Firefighters performed multiple searches of Johnson's apartment but could not find anyone. It was later determined she had been the one who was struck on South Pacific Highway.
David Robles, who lives near the burned apartment in a separate unit, was sleeping when he awoke to a man screaming for help.
"(I) came to my window, which is right next door, underneath," Robles said. "I thought it was someone having a scuffle out here or something."
What was happening was quickly made apparent, however, as Robles could suddenly see the glow from the flames billowing out of the structure. Robles and his three roommates fled their apartment safely, along with his dog.
"It was about 30 seconds between the time where I woke up, got everyone out of the house," Robles said. "Thirty seconds or a minute, not even. And the flames were already raging out of the window. It was already really, really bad."
Additional engines arrived from Medford Fire-Rescue, Jackson County Fire District 3, Jackson County Fire District 5 and Jacksonville Fire, Cano said. Crews had the flames knocked down within 20 minutes. Most of the fire was contained to Johnson's apartment, though the second unit where the six people were sustained some smoke and fire damage.
Numerous engines from responding agencies parked on the stretch of East Barnett Road between Ellendale Drive and Black Oak Drive during the response, with the road closed to traffic, though it was back open by about 9:30 a.m.
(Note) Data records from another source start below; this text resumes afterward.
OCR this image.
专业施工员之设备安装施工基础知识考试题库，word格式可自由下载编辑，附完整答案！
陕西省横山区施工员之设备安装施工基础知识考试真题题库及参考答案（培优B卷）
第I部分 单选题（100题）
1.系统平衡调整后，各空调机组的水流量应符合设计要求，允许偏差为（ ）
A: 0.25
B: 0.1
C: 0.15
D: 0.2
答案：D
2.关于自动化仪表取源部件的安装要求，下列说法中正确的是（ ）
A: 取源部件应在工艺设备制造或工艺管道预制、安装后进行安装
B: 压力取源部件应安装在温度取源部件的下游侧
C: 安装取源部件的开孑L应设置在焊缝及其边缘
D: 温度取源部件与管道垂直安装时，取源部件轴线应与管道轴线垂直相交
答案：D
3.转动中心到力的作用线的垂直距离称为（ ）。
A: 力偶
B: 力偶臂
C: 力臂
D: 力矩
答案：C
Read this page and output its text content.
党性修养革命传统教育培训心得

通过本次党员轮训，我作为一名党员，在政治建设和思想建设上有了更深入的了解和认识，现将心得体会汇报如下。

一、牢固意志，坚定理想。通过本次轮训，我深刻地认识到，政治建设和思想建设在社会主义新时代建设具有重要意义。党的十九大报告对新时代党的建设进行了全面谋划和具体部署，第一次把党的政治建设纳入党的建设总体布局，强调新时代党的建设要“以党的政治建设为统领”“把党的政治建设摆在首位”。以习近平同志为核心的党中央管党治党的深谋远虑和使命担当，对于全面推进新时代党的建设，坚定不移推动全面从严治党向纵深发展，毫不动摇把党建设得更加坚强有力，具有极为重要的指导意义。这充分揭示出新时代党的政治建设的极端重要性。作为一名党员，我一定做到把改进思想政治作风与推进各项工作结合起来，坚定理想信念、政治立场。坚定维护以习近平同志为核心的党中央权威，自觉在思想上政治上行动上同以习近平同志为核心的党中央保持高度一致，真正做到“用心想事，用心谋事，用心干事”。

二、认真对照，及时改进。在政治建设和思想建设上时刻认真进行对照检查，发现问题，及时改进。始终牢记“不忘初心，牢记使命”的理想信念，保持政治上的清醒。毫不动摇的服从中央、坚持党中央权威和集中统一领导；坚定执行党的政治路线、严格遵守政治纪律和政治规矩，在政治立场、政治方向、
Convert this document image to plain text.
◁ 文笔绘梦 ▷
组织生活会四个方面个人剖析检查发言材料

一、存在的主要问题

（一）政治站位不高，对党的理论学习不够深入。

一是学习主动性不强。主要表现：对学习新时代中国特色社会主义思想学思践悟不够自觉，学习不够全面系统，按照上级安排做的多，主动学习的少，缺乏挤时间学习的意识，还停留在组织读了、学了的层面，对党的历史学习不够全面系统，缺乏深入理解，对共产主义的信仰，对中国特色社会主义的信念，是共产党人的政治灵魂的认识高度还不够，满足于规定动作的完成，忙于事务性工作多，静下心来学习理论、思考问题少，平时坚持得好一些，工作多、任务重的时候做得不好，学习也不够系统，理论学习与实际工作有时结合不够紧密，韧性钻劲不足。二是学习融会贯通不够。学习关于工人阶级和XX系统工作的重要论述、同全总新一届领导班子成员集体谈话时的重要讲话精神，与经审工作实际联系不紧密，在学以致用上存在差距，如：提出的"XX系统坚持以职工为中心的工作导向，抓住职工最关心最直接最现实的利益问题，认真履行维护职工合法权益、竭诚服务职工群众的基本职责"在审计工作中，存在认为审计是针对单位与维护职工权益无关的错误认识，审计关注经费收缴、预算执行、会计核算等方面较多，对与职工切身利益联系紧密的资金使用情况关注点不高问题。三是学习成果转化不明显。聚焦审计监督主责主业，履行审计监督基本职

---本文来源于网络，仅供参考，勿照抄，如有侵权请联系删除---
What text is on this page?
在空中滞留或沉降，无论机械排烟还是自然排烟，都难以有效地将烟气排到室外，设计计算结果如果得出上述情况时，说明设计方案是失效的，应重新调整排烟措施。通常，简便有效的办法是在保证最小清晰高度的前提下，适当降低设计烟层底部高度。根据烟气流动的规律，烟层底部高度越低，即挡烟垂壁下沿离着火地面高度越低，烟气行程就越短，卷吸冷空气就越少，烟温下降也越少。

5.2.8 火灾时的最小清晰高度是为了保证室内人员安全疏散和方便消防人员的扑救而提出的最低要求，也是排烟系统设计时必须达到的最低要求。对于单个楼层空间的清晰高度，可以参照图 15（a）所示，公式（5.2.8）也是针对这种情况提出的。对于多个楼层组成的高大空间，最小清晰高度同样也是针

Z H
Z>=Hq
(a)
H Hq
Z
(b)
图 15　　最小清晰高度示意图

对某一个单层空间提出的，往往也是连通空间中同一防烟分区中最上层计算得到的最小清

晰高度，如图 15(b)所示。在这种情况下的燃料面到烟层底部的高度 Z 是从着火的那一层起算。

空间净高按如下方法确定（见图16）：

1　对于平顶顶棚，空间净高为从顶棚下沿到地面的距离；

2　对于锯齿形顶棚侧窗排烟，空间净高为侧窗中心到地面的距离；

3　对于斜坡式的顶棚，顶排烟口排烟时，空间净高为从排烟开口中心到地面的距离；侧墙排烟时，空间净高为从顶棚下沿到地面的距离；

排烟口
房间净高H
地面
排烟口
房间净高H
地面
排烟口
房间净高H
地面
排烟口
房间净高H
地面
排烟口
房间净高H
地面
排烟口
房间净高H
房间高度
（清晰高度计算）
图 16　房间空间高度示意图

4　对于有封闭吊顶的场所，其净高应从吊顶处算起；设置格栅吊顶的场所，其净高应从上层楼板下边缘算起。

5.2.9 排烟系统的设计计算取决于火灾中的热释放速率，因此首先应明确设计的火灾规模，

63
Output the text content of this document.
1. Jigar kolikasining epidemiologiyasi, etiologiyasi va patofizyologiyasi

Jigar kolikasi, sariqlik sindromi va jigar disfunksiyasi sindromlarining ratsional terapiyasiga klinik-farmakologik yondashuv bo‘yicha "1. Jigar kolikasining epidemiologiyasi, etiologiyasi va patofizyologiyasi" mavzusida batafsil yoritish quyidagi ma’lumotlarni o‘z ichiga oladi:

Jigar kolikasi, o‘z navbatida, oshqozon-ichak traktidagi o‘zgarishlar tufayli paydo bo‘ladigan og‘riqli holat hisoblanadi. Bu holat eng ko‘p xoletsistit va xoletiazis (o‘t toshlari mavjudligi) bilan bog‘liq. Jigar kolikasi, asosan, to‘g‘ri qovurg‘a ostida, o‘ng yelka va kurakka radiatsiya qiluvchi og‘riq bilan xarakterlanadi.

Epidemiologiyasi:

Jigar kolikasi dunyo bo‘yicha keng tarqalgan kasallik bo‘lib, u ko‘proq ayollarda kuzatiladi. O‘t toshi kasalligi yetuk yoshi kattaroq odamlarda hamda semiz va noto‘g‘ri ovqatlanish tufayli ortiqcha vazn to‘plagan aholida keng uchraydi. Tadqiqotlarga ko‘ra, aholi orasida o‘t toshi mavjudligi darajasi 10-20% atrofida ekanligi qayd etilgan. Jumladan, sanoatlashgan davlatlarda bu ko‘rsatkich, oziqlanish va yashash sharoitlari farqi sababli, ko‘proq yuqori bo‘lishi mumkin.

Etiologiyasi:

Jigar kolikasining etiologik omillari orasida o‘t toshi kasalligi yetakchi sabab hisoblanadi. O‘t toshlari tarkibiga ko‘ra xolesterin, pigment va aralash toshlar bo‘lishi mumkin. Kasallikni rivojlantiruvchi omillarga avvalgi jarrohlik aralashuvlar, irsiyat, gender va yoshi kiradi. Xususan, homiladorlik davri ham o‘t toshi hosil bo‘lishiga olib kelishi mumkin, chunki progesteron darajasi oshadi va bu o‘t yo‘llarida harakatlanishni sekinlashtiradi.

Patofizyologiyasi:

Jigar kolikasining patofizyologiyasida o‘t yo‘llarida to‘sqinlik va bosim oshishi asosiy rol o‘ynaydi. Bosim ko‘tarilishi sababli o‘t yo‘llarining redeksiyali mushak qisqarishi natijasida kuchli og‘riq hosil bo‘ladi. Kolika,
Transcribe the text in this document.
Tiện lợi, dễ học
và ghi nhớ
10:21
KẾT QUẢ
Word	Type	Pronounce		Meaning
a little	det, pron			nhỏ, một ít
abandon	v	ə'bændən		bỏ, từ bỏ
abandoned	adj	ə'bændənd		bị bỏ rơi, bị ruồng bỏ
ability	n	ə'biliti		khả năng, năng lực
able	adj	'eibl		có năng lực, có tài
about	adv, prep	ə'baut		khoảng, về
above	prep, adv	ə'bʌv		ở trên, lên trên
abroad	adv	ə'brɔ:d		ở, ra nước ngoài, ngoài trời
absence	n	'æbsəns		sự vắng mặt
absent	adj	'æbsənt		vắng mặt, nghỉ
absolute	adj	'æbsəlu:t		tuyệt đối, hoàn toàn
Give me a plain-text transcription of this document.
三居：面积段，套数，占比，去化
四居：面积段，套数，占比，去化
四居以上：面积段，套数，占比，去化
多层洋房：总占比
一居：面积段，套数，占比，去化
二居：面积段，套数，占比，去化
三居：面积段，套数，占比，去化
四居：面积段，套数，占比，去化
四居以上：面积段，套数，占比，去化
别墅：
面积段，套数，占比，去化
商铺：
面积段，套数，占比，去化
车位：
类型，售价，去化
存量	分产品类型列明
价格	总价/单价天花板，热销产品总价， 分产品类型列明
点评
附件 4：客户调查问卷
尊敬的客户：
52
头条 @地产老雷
Power crews shut off electricity to the four-unit building. The building had to be evacuated, but a Rogue Valley Transportation District bus was on scene, available for anyone who wanted to keep warm in the chilly dawn hours. The American Red Cross was also contacted to help assist the displaced residents.
The fire's cause is not yet known, but fire investigators from the city's fire marshal division are on scene trying to pin that down.